The post got more attention when rapper Chance the Rapper chimed in.

“BIIIIIIG MAD,” he wrote, referring to Shedd.

“This is precisely how women of color are treated in the workplace wearing the same exact s–t white girls have on,” a user wrote on Twitter, along with a screenshot of Shedd’s post.

Shedd later claimed she was attacked by the “racist mafia” after making her Facebook post — which she insisted had nothing to do with race.

“Frankly, I didn’t even notice that she was black. I was shocked that Channel 8 would put someone on the air that dressed so provocatively,” Shedd wrote, according to Ebony.

Obilor shared a video on Friday addressing the “haters.”

“This is the way that I’m built. This is the way I was born. I’m not going anywhere, so if you don’t like it, you have your options,” she said.

“Now, to the people who show love: I love you right back”

This isn’t the first time Obilor has been attacked over her looks.
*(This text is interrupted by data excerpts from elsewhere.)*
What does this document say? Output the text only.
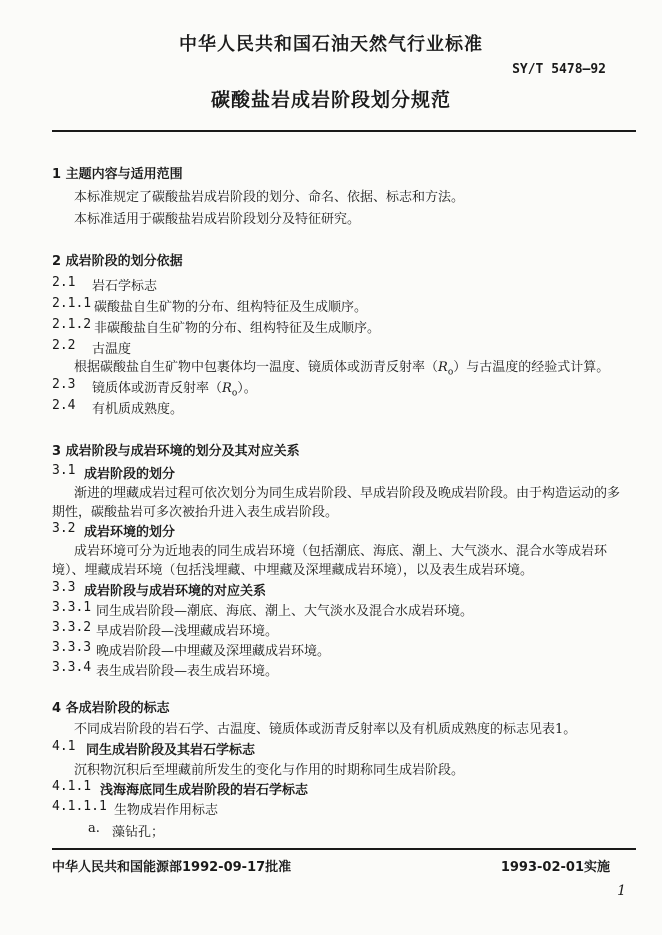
中华人民共和国石油天然气行业标准
SY/T 5478—92
碳酸盐岩成岩阶段划分规范
1 主题内容与适用范围
本标准规定了碳酸盐岩成岩阶段的划分、命名、依据、标志和方法。
本标准适用于碳酸盐岩成岩阶段划分及特征研究。
2 成岩阶段的划分依据
2.1 岩石学标志
2.1.1 碳酸盐自生矿物的分布、组构特征及生成顺序。
2.1.2 非碳酸盐自生矿物的分布、组构特征及生成顺序。
2.2 古温度
根据碳酸盐自生矿物中包裹体均一温度、镜质体或沥青反射率$(R_o)$与古温度的经验式计算。
2.3 镜质体或沥青反射率$(R_o)$。
2.4 有机质成熟度。
3 成岩阶段与成岩环境的划分及其对应关系
3.1 成岩阶段的划分
渐进的埋藏成岩过程可依次划分为同生成岩阶段、早成岩阶段及晚成岩阶段。由于构造运动的多
期性，碳酸盐岩可多次被抬升进入表生成岩阶段。
3.2 成岩环境的划分
成岩环境可分为近地表的同生成岩环境（包括潮底、海底、潮上、大气淡水、混合水等成岩环
境）、埋藏成岩环境（包括浅埋藏、中埋藏及深埋藏成岩环境），以及表生成岩环境。
3.3 成岩阶段与成岩环境的对应关系
3.3.1 同生成岩阶段—潮底、海底、潮上、大气淡水及混合水成岩环境。
3.3.2 早成岩阶段—浅埋藏成岩环境。
3.3.3 晚成岩阶段—中埋藏及深埋藏成岩环境。
3.3.4 表生成岩阶段—表生成岩环境。
4 各成岩阶段的标志
不同成岩阶段的岩石学、古温度、镜质体或沥青反射率以及有机质成熟度的标志见表1。
4.1 同生成岩阶段及其岩石学标志
沉积物沉积后至埋藏前所发生的变化与作用的时期称同生成岩阶段。
4.1.1 浅海海底同生成岩阶段的岩石学标志
4.1.1.1 生物成岩作用标志
a. 藻钻孔；
中华人民共和国能源部1992-09-17批准	1993-02-01实施
1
Over the summer, while a traffic reporter in Las Vegas, she shared a screenshot of an email from a viewer who said her natural hairstyle must be hard to clean and “smell bad.”

Obilor, whose mother is white and father is Nigerian, said some people must accept that we now live in a time where styles and body types once rarely seen in media are now being embraced.

“Black people on TV; there’s nothing wrong with that,” she said. “Naturally, curly hair — I don’t care if a black woman wants to wear her hair straight or in braids, you don’t get to say what’s professional and what’s not professional based on your white standard of beauty.”

Obilor said her news colleagues have been supportive of her. NBC News reached out to WFAA Channel 8 News but has not received a response.